Tom Cotton Backs Up Roy Moore: ‘We Shouldn’t Have Trial by Newspaper’

Sen. Tom Cotton
AP/Jacquelyn Martin

MONTGOMERY, Alabama — Sen. Tom Cotton (R-AR) backed up GOP candidate Judge Roy Moore in an interview with the Associated Press as allegations against Moore crumble amid revelations of forgery.

In the interview published on Saturday, Cotton compared the frivolous allegations against Moore to the frivolous allegations that came out against President Donald Trump before his landslide victory over Democrat Hillary Rodham Clinton. Cotton said the voters would decide the veracity of the claims just like they deemed Trump to not be guilty last year, and that the news media should not determine whether or not people are guilty.

Here is an excerpt from a much longer interview Cotton did with the Associated Press on multiple topics:

Cotton declined to say whether he thinks equal standards apply in all cases against Franken, Moore and Trump, who has been accused by more than a dozen women of sexual misconduct and was recorded by “Access Hollywood” bragging about touching women without their consent. All three men have denied details of the accusations, if not the claims outright.

On Moore and others, Cotton said, voters “are going to make that decision, just like the people of this country made their decision last year on Donald Trump.”
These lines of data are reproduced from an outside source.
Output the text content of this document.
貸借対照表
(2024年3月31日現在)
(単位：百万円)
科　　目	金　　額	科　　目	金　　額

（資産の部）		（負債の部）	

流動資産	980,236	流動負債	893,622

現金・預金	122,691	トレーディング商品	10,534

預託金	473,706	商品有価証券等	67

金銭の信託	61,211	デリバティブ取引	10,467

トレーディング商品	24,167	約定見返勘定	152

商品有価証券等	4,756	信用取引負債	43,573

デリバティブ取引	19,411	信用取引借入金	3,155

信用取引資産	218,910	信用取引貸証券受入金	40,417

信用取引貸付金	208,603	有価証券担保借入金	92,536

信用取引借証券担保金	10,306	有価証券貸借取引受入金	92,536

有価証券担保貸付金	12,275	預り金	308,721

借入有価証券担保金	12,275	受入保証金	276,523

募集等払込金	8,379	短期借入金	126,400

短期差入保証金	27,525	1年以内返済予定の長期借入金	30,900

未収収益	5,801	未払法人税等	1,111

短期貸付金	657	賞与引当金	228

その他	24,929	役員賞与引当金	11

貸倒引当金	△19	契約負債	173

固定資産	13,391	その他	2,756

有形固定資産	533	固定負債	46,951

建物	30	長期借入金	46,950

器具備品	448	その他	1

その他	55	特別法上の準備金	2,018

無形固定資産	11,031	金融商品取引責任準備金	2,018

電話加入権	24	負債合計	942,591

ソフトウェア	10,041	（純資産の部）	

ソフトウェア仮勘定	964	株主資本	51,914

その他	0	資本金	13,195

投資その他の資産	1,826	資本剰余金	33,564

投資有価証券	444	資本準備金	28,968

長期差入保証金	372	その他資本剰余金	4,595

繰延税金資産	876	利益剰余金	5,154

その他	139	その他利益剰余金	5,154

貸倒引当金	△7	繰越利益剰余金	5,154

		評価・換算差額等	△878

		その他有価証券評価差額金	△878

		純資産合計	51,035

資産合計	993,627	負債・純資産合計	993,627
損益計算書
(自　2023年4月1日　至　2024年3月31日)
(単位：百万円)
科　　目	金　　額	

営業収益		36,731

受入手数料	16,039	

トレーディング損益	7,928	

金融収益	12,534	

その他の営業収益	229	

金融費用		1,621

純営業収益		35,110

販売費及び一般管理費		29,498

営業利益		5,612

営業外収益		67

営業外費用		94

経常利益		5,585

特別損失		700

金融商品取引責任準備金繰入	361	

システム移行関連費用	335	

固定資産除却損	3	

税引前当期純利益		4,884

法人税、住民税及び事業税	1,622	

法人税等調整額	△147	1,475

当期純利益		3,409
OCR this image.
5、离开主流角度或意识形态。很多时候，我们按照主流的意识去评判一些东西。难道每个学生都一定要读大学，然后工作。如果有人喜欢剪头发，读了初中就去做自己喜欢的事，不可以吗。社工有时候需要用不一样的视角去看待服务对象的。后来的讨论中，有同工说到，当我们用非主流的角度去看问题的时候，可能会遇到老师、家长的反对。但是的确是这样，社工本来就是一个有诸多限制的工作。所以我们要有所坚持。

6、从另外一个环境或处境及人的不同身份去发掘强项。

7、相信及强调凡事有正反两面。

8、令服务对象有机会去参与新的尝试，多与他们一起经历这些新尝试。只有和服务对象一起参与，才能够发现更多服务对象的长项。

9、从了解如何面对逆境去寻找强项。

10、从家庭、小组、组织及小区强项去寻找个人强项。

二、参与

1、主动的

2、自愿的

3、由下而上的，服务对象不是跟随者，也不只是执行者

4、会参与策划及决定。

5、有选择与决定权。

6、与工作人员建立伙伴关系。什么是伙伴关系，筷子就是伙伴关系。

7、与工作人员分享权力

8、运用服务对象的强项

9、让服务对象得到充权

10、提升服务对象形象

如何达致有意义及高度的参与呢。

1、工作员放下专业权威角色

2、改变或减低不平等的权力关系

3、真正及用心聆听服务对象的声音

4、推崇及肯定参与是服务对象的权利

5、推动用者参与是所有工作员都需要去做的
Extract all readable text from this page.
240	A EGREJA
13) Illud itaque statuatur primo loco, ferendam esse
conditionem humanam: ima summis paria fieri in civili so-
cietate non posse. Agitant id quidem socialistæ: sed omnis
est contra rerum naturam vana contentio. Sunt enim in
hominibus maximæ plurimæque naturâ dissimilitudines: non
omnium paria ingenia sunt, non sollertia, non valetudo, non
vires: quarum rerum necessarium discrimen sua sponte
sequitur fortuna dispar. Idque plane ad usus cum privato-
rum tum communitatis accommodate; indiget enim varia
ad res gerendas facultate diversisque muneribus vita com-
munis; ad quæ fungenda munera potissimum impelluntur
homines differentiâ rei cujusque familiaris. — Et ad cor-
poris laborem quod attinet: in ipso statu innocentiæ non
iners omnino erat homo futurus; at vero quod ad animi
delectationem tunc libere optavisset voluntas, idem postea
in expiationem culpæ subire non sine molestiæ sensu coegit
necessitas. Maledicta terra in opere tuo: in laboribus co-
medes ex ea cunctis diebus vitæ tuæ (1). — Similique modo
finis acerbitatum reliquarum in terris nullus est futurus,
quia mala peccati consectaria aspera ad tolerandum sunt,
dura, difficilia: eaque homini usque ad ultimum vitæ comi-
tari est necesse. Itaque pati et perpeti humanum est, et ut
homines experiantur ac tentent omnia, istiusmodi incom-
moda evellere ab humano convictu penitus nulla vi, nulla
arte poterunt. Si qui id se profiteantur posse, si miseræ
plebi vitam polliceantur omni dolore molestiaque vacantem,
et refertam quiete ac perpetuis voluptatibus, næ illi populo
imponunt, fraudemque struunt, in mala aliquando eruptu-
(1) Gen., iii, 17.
He added that women should be able to complain of sexual assault and the accused should be able to defend themselves.

“We shouldn’t have trial by newspaper,” he said.

Cotton’s comments come as on Friday night in Pensacola, Florida, President Trump urged all Alabamians to vote for Roy Moore in the special Senate election Tuesday—and cast more doubt on the allegations against Moore amid the revelation that one accuser forged part of the inscription in her yearbook that she and her attorney, activist Gloria Allred, both originally attributed to Moore.

“So did you see what happened today? Do you know the yearbook? Did you see that? There was a little mistake made. She started writing things in the yearbook,” Trump said. “Oh, what are we going to do? Gloria Allred, any time you see her, you know something’s going wrong.”

Moore towers over radical leftist Democrat Doug Jones in the latest polling just days before the all-important election here. Former White House chief strategist Stephen K. Bannon, the executive chairman of Breitbart News, is coming back to Alabama on Monday night for a closing rally in Dothan after campaigning with Judge Moore this past week in Fairhope. In his AP interview, Cotton also signaled support for Bannon’s worldview on U.S.-China relations.

“Cotton appears to be much more in line with Steve Bannon, the former Trump adviser who has called for the United States to be ‘maniacally focused’ on an economic war against China to narrow the trade deficit and pull manufacturing jobs back to the United States,” the Associated Press wrote.

Cotton’s comments also seriously undercut Senate Majority Leader Mitch McConnell’s efforts to undermine Moore’s campaign. After spending more than $30 million in a failed effort to defeat Moore in the primary and runoff, McConnell then orchestrated an effort to push Moore out of the race after these allegations surfaced in the Washington Post. Within minutes of the Post story, first posted weeks ago, McConnell rallied his fellow establishment GOP senators to push Moore to “step aside.” McConnell and the GOP establishment failed. Moore is still standing and is poised for victory on Tuesday.